Skin-to-skin touch is an important tactile interaction. This type of touch has attracted the attention of many authors (e.g. [9, 24, 31]) and motivated research across many fields; from philosophy [16, 23], cognitive neuroscience [2, 5, 10, 20, 28], to human development and well-being [1, 4, 8, 25]. All these works are based on introspection or on behavioural observations since, by necessity, they cannot rely on the objectification of the mechanical consequences, hence of the sensory consequences of skin touching skin. It was however recently been realised that the objectification of tactile interactions is possible when hands actively interact with inanimate objects [12, 29, 30]. Motivated by this observation, some of us collected a database of vibration signals collected from a index finger interacting with another finger, or a forearm, with a view to provide objective data produced during skin-to-skin interactions [17]. This latter study demonstrated that the “tactile waves” measured on a touching finger bore features related to the interaction, to wit, the pressure applied (a tonic characteristic) and the sliding speed (a kinematic characteristic). The signals were shown to be relatively independent from the posture with which the interaction was effected, making this technique potentially useful for analyses about tactile behaviour [17].

1.1 Present Study

In the present study we advanced the hypothesis that information contained in single-channel vibration signals recorded from a finger in sliding contact with another finger, or with a forearm, contained information that would enable the discrimination between self-touch and touching another person. In the foregoing, we show that certain supervised machine classifiers can achieve a very high level of success in deciding whether tactile vibrations came from self-touch or from other-touch (touching another person). Supervised machine classifiers trained models through ground-truth labels which are indicated here by self and other. Our findings could contribute to the study of behaviour in many domains, chief among them is the study of the role of touch in social interactions and investigations related to cognitive conditions such as autism or schizophrenia where self/other touch discrimination might be impaired [8, 31]. It also bears the intriguing conclusion that the determining factors differentiating self from ordinary touch are not limited to a unique convergence of sensory and motor signals [3, 14, 15, 23] but that the tactile inputs per se contain cues that are special to self-touch.

1.2 Signal Database

A key attribute of the database is that it included signals recorded in similar conditions of pressure and speed during self-touch but also when touching another person.
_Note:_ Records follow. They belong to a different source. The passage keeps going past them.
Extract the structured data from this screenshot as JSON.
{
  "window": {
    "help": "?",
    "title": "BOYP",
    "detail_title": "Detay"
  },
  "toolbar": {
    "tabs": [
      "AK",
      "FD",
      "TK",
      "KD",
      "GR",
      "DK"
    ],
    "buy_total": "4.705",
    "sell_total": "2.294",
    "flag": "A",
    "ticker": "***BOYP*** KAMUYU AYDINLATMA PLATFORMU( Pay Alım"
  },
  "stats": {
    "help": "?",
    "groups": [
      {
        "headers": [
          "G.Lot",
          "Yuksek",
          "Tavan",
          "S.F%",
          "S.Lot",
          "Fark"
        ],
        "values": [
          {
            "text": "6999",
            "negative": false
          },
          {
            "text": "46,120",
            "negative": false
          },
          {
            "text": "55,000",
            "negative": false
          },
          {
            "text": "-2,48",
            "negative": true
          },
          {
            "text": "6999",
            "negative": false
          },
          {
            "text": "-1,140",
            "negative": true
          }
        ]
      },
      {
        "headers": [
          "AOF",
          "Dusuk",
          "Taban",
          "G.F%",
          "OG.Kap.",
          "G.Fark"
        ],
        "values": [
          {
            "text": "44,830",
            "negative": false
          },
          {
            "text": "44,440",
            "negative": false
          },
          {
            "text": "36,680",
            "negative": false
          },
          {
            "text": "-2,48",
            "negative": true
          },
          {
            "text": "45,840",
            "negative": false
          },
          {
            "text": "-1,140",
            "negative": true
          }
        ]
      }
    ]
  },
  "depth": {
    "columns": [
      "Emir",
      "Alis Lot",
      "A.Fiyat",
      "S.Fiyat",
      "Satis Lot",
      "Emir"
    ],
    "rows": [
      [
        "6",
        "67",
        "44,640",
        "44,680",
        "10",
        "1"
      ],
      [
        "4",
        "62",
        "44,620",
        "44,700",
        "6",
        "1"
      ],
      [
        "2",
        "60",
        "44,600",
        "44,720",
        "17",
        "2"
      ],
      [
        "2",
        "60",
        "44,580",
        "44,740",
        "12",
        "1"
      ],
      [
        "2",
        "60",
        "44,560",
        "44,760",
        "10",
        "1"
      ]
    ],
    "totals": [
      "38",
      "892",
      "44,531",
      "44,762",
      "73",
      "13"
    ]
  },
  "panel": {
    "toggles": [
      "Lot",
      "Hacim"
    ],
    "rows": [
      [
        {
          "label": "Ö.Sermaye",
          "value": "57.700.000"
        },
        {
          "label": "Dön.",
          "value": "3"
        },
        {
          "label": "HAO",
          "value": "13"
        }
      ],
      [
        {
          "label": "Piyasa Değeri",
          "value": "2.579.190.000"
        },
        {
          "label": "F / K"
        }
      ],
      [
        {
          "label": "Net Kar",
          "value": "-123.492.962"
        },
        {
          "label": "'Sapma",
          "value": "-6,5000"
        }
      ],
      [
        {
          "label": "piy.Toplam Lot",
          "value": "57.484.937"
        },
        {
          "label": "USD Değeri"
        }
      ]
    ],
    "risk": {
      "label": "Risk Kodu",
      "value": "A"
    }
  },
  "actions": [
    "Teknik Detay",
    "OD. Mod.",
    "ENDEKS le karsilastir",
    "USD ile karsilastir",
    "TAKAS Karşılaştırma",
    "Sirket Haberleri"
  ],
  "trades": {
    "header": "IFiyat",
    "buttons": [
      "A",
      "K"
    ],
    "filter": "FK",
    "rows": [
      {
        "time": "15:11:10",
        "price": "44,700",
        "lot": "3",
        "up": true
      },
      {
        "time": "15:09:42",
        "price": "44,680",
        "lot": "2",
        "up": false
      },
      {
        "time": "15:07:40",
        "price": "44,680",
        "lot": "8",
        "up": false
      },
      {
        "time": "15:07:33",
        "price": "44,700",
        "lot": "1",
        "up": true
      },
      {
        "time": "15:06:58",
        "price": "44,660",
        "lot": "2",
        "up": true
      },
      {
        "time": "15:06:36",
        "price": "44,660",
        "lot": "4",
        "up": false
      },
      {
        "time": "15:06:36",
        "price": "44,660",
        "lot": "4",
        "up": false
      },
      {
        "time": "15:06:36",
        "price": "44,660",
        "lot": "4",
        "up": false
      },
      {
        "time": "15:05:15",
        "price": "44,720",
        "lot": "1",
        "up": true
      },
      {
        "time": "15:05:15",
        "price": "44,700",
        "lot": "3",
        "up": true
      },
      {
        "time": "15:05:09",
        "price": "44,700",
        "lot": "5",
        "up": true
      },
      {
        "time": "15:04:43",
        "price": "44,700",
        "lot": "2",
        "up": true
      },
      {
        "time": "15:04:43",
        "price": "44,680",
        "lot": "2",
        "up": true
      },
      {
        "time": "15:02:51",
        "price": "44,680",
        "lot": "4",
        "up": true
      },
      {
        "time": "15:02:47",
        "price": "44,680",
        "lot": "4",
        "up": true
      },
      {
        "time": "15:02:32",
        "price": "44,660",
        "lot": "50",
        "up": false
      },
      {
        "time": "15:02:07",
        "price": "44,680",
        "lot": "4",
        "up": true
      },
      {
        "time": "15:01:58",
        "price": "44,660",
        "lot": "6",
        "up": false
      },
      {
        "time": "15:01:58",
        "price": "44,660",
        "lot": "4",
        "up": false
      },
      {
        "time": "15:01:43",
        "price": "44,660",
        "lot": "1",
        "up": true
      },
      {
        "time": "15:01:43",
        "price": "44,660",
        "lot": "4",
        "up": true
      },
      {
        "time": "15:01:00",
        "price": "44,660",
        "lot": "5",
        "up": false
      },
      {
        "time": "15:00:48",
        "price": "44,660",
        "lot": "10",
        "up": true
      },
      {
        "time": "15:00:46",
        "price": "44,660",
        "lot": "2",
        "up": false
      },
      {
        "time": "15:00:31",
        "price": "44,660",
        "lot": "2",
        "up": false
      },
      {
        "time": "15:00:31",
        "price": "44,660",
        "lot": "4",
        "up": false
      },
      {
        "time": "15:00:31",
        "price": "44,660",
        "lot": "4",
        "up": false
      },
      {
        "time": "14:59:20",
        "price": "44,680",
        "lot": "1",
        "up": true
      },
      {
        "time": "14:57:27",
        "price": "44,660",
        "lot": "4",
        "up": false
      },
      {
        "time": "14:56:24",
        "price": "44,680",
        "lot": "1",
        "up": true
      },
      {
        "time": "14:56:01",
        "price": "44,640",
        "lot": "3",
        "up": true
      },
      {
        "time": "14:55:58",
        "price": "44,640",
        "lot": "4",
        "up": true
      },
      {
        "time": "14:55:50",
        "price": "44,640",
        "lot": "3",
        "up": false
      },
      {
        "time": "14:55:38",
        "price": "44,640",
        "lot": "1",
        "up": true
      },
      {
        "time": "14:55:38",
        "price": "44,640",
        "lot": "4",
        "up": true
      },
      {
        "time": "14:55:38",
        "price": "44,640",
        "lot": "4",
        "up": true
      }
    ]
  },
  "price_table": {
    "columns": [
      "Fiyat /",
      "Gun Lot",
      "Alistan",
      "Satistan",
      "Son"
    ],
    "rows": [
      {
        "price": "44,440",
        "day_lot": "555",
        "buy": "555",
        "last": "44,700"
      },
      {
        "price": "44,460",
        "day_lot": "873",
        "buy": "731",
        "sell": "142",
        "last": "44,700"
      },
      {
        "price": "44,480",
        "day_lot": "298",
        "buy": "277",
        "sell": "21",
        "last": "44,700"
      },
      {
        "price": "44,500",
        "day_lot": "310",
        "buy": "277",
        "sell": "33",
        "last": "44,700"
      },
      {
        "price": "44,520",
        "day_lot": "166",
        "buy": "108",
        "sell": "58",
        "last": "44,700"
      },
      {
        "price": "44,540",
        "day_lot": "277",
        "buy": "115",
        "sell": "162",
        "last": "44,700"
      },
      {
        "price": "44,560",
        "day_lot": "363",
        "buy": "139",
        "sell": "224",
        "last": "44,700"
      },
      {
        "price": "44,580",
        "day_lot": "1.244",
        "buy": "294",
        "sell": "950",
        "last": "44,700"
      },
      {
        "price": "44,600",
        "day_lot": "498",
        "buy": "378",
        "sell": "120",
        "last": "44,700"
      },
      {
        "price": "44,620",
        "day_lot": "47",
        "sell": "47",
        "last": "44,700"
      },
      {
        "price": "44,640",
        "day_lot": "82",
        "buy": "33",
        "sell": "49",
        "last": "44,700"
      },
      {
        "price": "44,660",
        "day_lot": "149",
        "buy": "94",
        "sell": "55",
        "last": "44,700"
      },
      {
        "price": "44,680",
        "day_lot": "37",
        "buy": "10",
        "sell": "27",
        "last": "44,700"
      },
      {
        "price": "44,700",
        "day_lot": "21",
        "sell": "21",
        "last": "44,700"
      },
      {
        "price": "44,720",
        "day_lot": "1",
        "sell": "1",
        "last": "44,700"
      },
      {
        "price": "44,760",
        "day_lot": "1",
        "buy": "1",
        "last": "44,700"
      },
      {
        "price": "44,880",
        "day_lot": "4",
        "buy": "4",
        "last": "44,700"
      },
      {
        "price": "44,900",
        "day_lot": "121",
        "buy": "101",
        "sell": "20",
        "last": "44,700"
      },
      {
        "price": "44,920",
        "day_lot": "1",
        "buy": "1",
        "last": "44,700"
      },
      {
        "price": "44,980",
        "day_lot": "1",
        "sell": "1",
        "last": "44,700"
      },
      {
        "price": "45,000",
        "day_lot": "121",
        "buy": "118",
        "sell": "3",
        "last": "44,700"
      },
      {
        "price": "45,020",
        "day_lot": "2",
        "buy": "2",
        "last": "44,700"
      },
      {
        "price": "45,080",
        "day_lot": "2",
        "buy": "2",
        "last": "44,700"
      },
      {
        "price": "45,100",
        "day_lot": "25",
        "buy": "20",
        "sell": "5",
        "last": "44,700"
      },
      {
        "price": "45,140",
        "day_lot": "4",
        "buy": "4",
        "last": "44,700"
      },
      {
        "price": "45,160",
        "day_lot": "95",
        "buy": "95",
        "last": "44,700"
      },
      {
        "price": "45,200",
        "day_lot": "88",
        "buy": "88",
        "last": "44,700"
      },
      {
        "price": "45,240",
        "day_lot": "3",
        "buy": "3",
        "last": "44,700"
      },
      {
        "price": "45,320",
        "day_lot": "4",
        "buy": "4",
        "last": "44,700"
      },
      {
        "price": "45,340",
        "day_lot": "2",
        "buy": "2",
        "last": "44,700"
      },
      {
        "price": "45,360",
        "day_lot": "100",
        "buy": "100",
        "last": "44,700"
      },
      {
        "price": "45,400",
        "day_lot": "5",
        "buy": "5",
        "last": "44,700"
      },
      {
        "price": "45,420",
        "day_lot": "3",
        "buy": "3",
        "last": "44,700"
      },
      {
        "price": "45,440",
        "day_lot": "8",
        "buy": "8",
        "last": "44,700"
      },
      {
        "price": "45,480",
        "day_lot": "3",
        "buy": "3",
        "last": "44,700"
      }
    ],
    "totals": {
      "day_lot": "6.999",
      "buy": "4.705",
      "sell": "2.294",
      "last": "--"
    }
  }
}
The vibrations recorded from a finger sliding on skin clearly depended on the pressure applied and on the sliding speed [17]. On this account, it would be surprising if machine learning classifiers were not able to discriminate between categories of intensity or speed. In fact, the multichannel whole-hand recordings described in [29] contained sufficient information to enable a support vector machine classifier to categorise twelve different tactile gestures, three types of materials, as well as the shape of the objects being touched.

1.3 Feature Extraction

Since the data at hand were available in form of time-dependent signals arising from mechanical interactions between objects in contact, it stands to reason that techniques developed to classify sounds would also be appropriate to classify signals arising from sliding fingers. A first option was to train and then to test classifiers using raw data. Another possibility was to extract domain knowledge features from the signals.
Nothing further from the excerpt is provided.